Fig. 1  (from Wikipedia)

A kernel connects the application software to the hardware of a computer


The kernel is a constituent of a series of abstraction layers, each relying on the functions of layers beneath itself. As a basic component of the operating system it merely corresponds to the lowest level of abstraction that is implemented in software. The abstraction layers simplify designing all the software and make its implementation feasible.   


Fig. 2 (from Wikipedia)

A typical vision of a computer architecture as a series of abstraction layers: hardware, firmware, assembler, kernel, operating system and applications

Several improvements and additions have been made to Windows 7 (and Server 2008 R2) kernel components, which have increased system performance and enabled more optimal use of available hardware resources. Some of them are as follows:

  • Support for up to 256 logical processors.
  • Introduction of the concept of “timer coalescing (joining)”: Multiple applications or device drivers, which perform actions on a regular basis, can be set to occur at once, instead of each action being performed in accordance with their own schedule.
  • Implementation of Device Containers: Before Windows 7, every device attached to the system has been treated as a single functional end-point, which has a set of capabilities and a “status”. This has been appropriate for single-function devices (such as a keyboard or scanner). But it does not accurately represent multi-function devices such as a combination printer/fax machine/scanner, or web-cams with a built-in microphone.
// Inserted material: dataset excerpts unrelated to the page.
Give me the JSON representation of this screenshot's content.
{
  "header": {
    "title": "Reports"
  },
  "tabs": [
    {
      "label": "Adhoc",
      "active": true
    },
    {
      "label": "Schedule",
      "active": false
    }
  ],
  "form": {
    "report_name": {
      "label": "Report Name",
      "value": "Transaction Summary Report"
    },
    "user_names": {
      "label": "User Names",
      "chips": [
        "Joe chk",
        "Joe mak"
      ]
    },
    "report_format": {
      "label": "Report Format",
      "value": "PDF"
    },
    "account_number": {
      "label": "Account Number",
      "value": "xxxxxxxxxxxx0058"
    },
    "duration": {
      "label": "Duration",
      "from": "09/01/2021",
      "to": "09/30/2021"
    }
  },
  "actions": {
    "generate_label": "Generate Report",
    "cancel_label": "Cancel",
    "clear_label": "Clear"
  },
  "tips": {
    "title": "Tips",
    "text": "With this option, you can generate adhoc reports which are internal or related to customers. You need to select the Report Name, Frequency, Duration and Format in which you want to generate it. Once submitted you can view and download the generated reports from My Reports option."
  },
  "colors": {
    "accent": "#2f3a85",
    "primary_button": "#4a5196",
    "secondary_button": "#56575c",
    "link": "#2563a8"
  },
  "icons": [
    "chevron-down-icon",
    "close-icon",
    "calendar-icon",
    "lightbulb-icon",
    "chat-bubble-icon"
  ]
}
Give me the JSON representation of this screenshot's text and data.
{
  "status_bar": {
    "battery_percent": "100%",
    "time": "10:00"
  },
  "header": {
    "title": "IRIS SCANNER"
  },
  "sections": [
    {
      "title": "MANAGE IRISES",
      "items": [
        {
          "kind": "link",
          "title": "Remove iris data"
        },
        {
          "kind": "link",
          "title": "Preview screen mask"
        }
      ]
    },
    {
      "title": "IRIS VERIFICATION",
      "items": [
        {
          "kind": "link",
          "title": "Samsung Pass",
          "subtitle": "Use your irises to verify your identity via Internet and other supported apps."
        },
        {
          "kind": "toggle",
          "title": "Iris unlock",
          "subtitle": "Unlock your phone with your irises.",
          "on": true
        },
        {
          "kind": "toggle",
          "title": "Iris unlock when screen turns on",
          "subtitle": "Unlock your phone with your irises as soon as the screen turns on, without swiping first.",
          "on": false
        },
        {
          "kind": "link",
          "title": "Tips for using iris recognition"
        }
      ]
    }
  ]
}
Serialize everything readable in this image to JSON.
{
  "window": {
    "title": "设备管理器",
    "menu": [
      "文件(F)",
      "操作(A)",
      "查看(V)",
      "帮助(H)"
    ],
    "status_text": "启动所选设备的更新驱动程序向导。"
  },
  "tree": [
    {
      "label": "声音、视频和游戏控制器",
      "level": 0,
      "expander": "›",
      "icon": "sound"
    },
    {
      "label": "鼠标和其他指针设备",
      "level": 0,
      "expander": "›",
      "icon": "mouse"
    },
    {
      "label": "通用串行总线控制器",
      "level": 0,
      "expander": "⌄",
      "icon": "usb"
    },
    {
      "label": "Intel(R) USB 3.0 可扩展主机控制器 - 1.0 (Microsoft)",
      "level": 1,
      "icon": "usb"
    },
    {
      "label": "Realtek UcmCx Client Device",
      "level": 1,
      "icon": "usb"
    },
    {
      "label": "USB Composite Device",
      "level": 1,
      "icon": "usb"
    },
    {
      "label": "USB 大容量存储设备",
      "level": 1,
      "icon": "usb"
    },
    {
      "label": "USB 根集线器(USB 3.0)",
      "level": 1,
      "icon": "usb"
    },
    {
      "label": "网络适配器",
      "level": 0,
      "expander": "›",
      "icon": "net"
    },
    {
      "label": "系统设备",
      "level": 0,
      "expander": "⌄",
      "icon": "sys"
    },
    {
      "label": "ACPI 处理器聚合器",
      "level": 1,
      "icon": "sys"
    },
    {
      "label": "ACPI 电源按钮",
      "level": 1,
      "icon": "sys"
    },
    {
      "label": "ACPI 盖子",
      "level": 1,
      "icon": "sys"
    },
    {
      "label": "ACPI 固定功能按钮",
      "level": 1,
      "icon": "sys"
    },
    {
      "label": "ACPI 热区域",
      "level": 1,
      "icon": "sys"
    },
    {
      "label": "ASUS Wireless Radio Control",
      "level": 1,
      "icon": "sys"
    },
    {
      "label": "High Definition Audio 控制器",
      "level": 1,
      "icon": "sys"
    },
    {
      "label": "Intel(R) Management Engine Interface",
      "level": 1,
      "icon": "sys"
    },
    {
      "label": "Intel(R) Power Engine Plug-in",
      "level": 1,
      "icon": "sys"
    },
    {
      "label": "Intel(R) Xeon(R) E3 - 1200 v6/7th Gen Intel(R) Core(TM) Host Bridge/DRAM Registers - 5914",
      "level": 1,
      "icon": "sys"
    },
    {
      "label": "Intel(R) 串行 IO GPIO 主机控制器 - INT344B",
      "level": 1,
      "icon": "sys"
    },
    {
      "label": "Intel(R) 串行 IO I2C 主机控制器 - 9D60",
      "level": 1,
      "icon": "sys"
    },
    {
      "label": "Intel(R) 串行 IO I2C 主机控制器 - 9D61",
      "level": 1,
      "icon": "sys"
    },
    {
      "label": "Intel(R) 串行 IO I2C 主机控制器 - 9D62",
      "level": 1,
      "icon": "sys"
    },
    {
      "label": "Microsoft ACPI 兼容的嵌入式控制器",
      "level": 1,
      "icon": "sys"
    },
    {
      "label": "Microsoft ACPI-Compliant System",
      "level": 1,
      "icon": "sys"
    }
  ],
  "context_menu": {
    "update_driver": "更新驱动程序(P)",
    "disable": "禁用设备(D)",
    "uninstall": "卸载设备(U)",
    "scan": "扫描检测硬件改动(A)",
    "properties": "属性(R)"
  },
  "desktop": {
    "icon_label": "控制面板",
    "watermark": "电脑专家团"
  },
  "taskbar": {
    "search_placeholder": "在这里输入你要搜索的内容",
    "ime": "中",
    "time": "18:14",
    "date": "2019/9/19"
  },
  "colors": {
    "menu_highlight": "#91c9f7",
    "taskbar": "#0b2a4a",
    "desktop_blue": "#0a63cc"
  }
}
In Windows 7, the drivers and status information for multi-function device can be grouped together as a single “Device Container”. Then this device container is presented to the user in the new “Devices and Printers” Control Panel as a single unit.  
  • Accomplishment of User-Mode Scheduling: The 64-bit versions of Windows 7 and Server 2008 R2 introduce a user-mode scheduling framework. On Microsoft Windows operating systems, scheduling of threads inside a process is handled by the kernel. This is sufficient for most applications. However, applications with large concurrent threading requirements, such as a database server, can profit from having a thread scheduler in-process. It occurs because the kernel no longer needs to be involved in context switches between threads. Due to this innovation threads can be created and destroyed much more quickly when no kernel context switches are required.